20/03/19, 18:56 - Hoje
de manhã, quando acordámos, estávamos atracados em Aqaba, extremo Sul da
Jordânia. Desembarcámos e encamionetámos numa viagem de 2 horas
até Petra. Paisagem que me deixou na dúvida entre a Lua e Marte. E,
mesmo assim, há quem tente a agricultura. Porquê? Porque não devem saber fazer
mais nada.
Pergunta: Como é possível que a moeda jordana, o
Dinar, valha US$ 1.50?
Resposta: Aldra! Valor determinado por Decreto, não
pelas forças naturais da Economia.
Contarei mais quando chegar a casa.
Zarpamos hoje para - não sei bem quando - passarmos
frente a Sharm
el Sheik, extremo Sul da Península do Sinai, para nos fazermos de seguida ao
Canal do Suez.
21/03/19, 10:56 - Estamos sentados no convés da popa a
fugir do vento que sopra pela proa. A nascente (estibordo), as ondas do
Golfo do Suez; a poente, a costa africana do Egipto.

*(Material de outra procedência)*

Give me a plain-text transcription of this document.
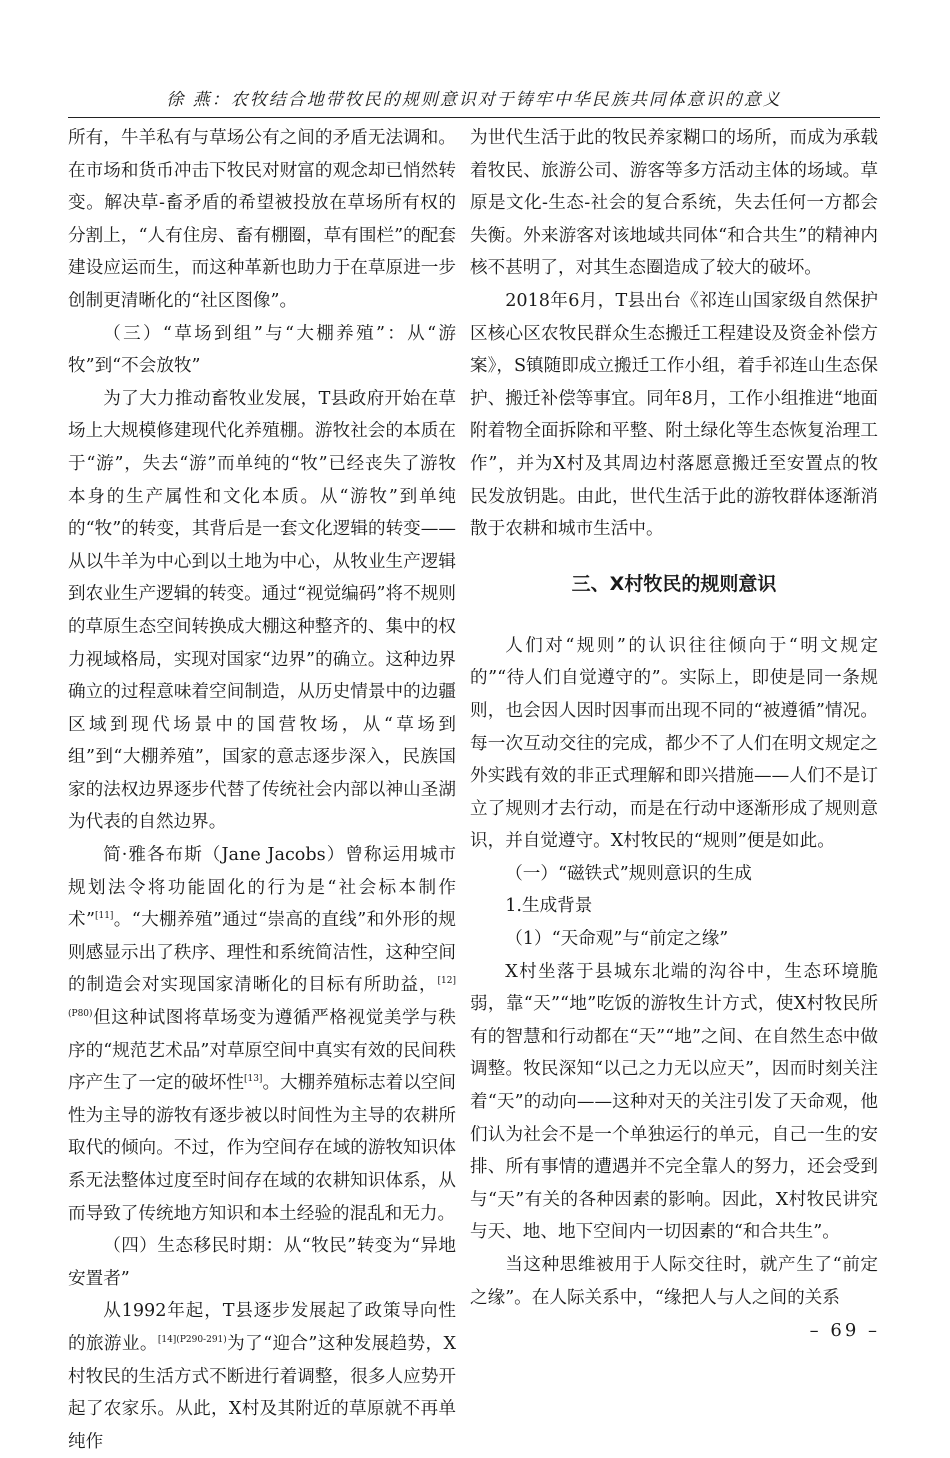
徐 燕：农牧结合地带牧民的规则意识对于铸牢中华民族共同体意识的意义

所有，牛羊私有与草场公有之间的矛盾无法调和。在市场和货币冲击下牧民对财富的观念却已悄然转变。解决草-畜矛盾的希望被投放在草场所有权的分割上，“人有住房、畜有棚圈，草有围栏”的配套建设应运而生，而这种革新也助力于在草原进一步创制更清晰化的“社区图像”。

（三）“草场到组”与“大棚养殖”：从“游牧”到“不会放牧”

为了大力推动畜牧业发展，T县政府开始在草场上大规模修建现代化养殖棚。游牧社会的本质在于“游”，失去“游”而单纯的“牧”已经丧失了游牧本身的生产属性和文化本质。从“游牧”到单纯的“牧”的转变，其背后是一套文化逻辑的转变——从以牛羊为中心到以土地为中心，从牧业生产逻辑到农业生产逻辑的转变。通过“视觉编码”将不规则的草原生态空间转换成大棚这种整齐的、集中的权力视域格局，实现对国家“边界”的确立。这种边界确立的过程意味着空间制造，从历史情景中的边疆区域到现代场景中的国营牧场，从“草场到组”到“大棚养殖”，国家的意志逐步深入，民族国家的法权边界逐步代替了传统社会内部以神山圣湖为代表的自然边界。

简·雅各布斯（Jane Jacobs）曾称运用城市规划法令将功能固化的行为是“社会标本制作术”[11]。“大棚养殖”通过“崇高的直线”和外形的规则感显示出了秩序、理性和系统简洁性，这种空间的制造会对实现国家清晰化的目标有所助益，$^{[12](P80)}$但这种试图将草场变为遵循严格视觉美学与秩序的“规范艺术品”对草原空间中真实有效的民间秩序产生了一定的破坏性[13]。大棚养殖标志着以空间性为主导的游牧有逐步被以时间性为主导的农耕所取代的倾向。不过，作为空间存在域的游牧知识体系无法整体过度至时间存在域的农耕知识体系，从而导致了传统地方知识和本土经验的混乱和无力。

（四）生态移民时期：从“牧民”转变为“异地安置者”

从1992年起，T县逐步发展起了政策导向性的旅游业。$^{[14](P290-291)}$为了“迎合”这种发展趋势，X村牧民的生活方式不断进行着调整，很多人应势开起了农家乐。从此，X村及其附近的草原就不再单纯作

为世代生活于此的牧民养家糊口的场所，而成为承载着牧民、旅游公司、游客等多方活动主体的场域。草原是文化-生态-社会的复合系统，失去任何一方都会失衡。外来游客对该地域共同体“和合共生”的精神内核不甚明了，对其生态圈造成了较大的破坏。

2018年6月，T县出台《祁连山国家级自然保护区核心区农牧民群众生态搬迁工程建设及资金补偿方案》，S镇随即成立搬迁工作小组，着手祁连山生态保护、搬迁补偿等事宜。同年8月，工作小组推进“地面附着物全面拆除和平整、附土绿化等生态恢复治理工作”，并为X村及其周边村落愿意搬迁至安置点的牧民发放钥匙。由此，世代生活于此的游牧群体逐渐消散于农耕和城市生活中。

三、X村牧民的规则意识

人们对“规则”的认识往往倾向于“明文规定的”“待人们自觉遵守的”。实际上，即使是同一条规则，也会因人因时因事而出现不同的“被遵循”情况。每一次互动交往的完成，都少不了人们在明文规定之外实践有效的非正式理解和即兴措施——人们不是订立了规则才去行动，而是在行动中逐渐形成了规则意识，并自觉遵守。X村牧民的“规则”便是如此。

（一）“磁铁式”规则意识的生成

1.生成背景

（1）“天命观”与“前定之缘”

X村坐落于县城东北端的沟谷中，生态环境脆弱，靠“天”“地”吃饭的游牧生计方式，使X村牧民所有的智慧和行动都在“天”“地”之间、在自然生态中做调整。牧民深知“以己之力无以应天”，因而时刻关注着“天”的动向——这种对天的关注引发了天命观，他们认为社会不是一个单独运行的单元，自己一生的安排、所有事情的遭遇并不完全靠人的努力，还会受到与“天”有关的各种因素的影响。因此，X村牧民讲究与天、地、地下空间内一切因素的“和合共生”。

当这种思维被用于人际交往时，就产生了“前定之缘”。在人际关系中，“缘把人与人之间的关系

– 69 –
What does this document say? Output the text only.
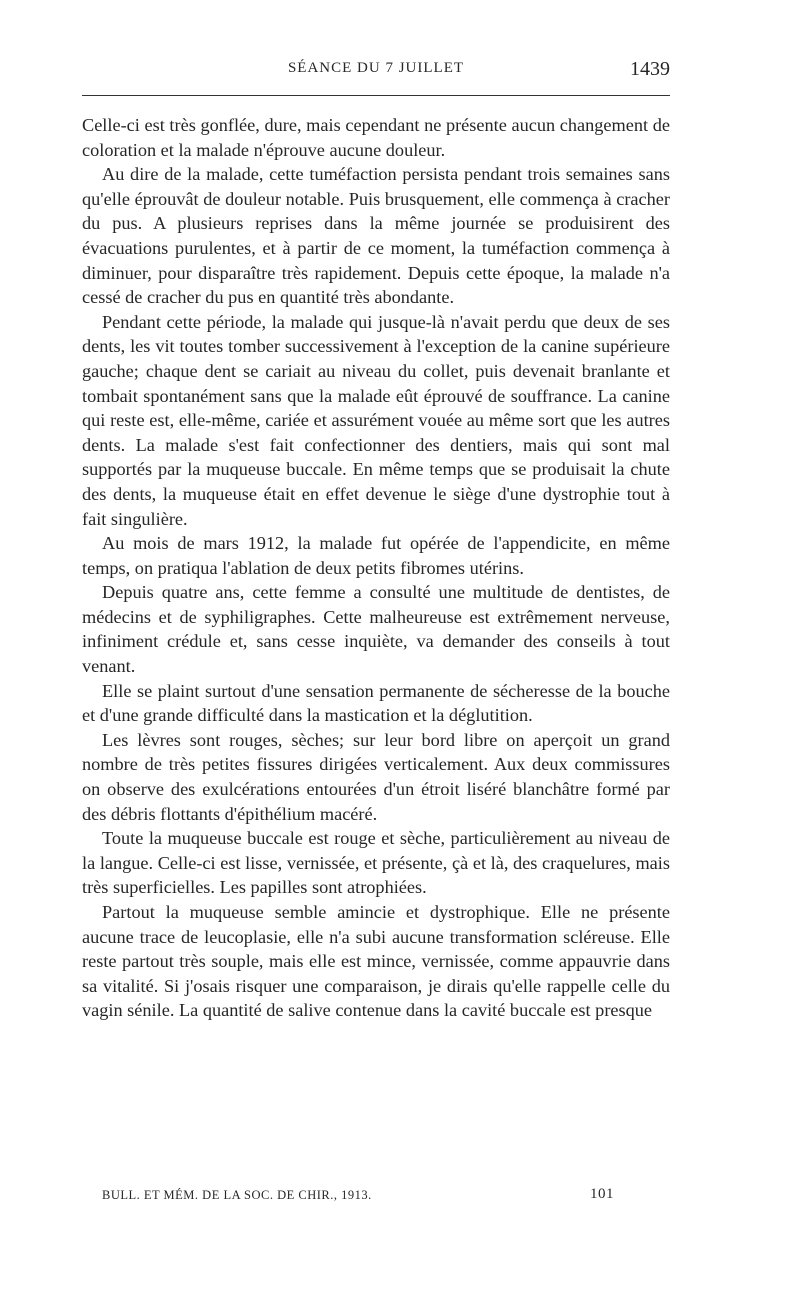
SÉANCE DU 7 JUILLET	1439

Celle-ci est très gonflée, dure, mais cependant ne présente aucun changement de coloration et la malade n'éprouve aucune douleur.

Au dire de la malade, cette tuméfaction persista pendant trois semaines sans qu'elle éprouvât de douleur notable. Puis brusquement, elle commença à cracher du pus. A plusieurs reprises dans la même journée se produisirent des évacuations purulentes, et à partir de ce moment, la tuméfaction commença à diminuer, pour disparaître très rapidement. Depuis cette époque, la malade n'a cessé de cracher du pus en quantité très abondante.

Pendant cette période, la malade qui jusque-là n'avait perdu que deux de ses dents, les vit toutes tomber successivement à l'exception de la canine supérieure gauche; chaque dent se cariait au niveau du collet, puis devenait branlante et tombait spontanément sans que la malade eût éprouvé de souffrance. La canine qui reste est, elle-même, cariée et assurément vouée au même sort que les autres dents. La malade s'est fait confectionner des dentiers, mais qui sont mal supportés par la muqueuse buccale. En même temps que se produisait la chute des dents, la muqueuse était en effet devenue le siège d'une dystrophie tout à fait singulière.

Au mois de mars 1912, la malade fut opérée de l'appendicite, en même temps, on pratiqua l'ablation de deux petits fibromes utérins.

Depuis quatre ans, cette femme a consulté une multitude de dentistes, de médecins et de syphiligraphes. Cette malheureuse est extrêmement nerveuse, infiniment crédule et, sans cesse inquiète, va demander des conseils à tout venant.

Elle se plaint surtout d'une sensation permanente de sécheresse de la bouche et d'une grande difficulté dans la mastication et la déglutition.

Les lèvres sont rouges, sèches; sur leur bord libre on aperçoit un grand nombre de très petites fissures dirigées verticalement. Aux deux commissures on observe des exulcérations entourées d'un étroit liséré blanchâtre formé par des débris flottants d'épithélium macéré.

Toute la muqueuse buccale est rouge et sèche, particulièrement au niveau de la langue. Celle-ci est lisse, vernissée, et présente, çà et là, des craquelures, mais très superficielles. Les papilles sont atrophiées.

Partout la muqueuse semble amincie et dystrophique. Elle ne présente aucune trace de leucoplasie, elle n'a subi aucune transformation scléreuse. Elle reste partout très souple, mais elle est mince, vernissée, comme appauvrie dans sa vitalité. Si j'osais risquer une comparaison, je dirais qu'elle rappelle celle du vagin sénile. La quantité de salive contenue dans la cavité buccale est presque

BULL. ET MÉM. DE LA SOC. DE CHIR., 1913.	101
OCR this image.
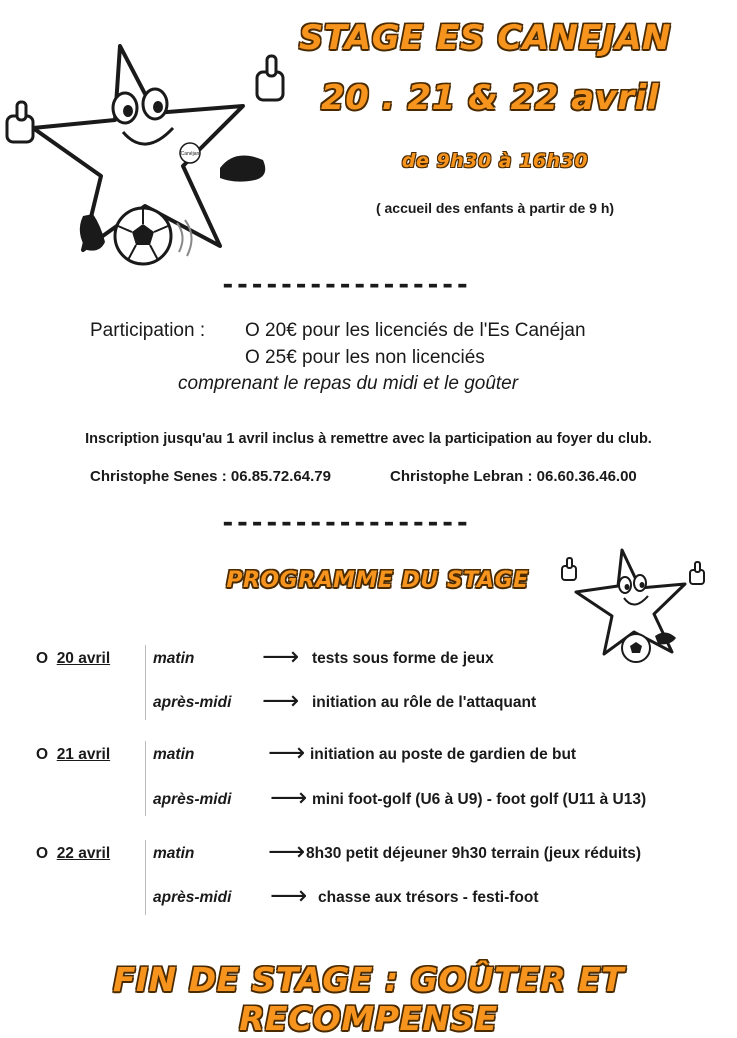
Canéjan
STAGE ES CANEJAN
20 . 21 & 22 avril
de 9h30 à 16h30
( accueil des enfants à partir de 9 h)
-----------------
Participation : O 20€ pour les licenciés de l'Es Canéjan
O 25€ pour les non licenciés
comprenant le repas du midi et le goûter
Inscription jusqu'au 1 avril inclus à remettre avec la participation au foyer du club.
Christophe Senes : 06.85.72.64.79	Christophe Lebran : 06.60.36.46.00
-----------------
PROGRAMME DU STAGE
O 20 avril	matin	⟶ tests sous forme de jeux
après-midi ⟶ initiation au rôle de l'attaquant
O 21 avril	matin	⟶ initiation au poste de gardien de but
après-midi ⟶ mini foot-golf (U6 à U9) - foot golf (U11 à U13)
O 22 avril	matin	⟶ 8h30 petit déjeuner 9h30 terrain (jeux réduits)
après-midi ⟶ chasse aux trésors - festi-foot
FIN DE STAGE : GOÛTER ET RECOMPENSE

A velhota baixinha sentou-se perto de nós, ao meu
lado, pôs os pés em cima da banqueta que tinha à frente e ficou a olhar para o
mar que foge por baixo de nós. Fez-me lembrar a minha Professora de geografia
que no liceu nos falou dos tubarões que infestavam o Mar Vermelho e o Suez
durante a viagem que fizera de Goa para Lisboa. Cheguei-me à amurada e só vi água.Virei-me
para ela e disse-lhe em castelhano (a maior parte dos passageiros são
espanhóis) e depois em inglês que não havia tubarões. Não respondeu nem sequer acenou um
cumprimento. Deixei
passar. Ou é superior e não me considera merecedor de conversa ou é apenas
malcriada. Daí a
pouco, aproxima-se outra velhota e gesticula qualquer coisa que não entendi. Realmente, nunca aprendi língua gestual,
não consigo comunicar com surdo-mudos.
22/03/19, 21:27 - Demorámos 12 horas a percorrer o Canal de
Suez no que foi um percurso interessantíssimo. Durante a parte desértica, chama
a atenção uma linha verde paralela a ambas as margens que é claramente uma
tentativa de combate ao deserto. Essa linha avista-se nitidamente mesmo em
zonas onde nada mais existe. Mas na margem ocidental, a africana, sempre vão
aparecendo povoações - umas pequenas e outras de certa dimensão. Nessa margem,
a partir de certa altura, tudo passa a verde e a agricultura mostra-se pujante.
É o delta do Nilo.
Na margem asiática, a do Sinai, a tal linha verde é
contínua duma ponta à outra do Canal e o volume fantástico de obras em curso
não a bule. Devem
ser umas quantas cidades que vimos em plena construção para milhares e milhares
de pessoas. Algumas delas são de vocação turística mas noutras vê-se pessoal da
Engenharia Militar a trabalhar. Aqui no barco não encontrei quem me explicasse
nada. A enorme ponte (parece a de VRSanto António) por baixo da qual
passámos ainda não está inaugurada.
Seja o que for que esteja em construção, é muito
grande e destinado a um desenvolvimento significativo do Sinai. Se tudo aquilo
for agricolamente acompanhado com a equivalente dessalinização da água, admito
que o futuro do Egipto seja risonho e que a malta passe a ter mais que fazer do
que pensar em terrorismo.
Inch Allah!!!
23/03/19, 09:32 - Deixarei
para mais tarde algumas reflexões que me ocorreram durante esta viagem que se
aproxima do fim à velocidade de cerca de 15 nós.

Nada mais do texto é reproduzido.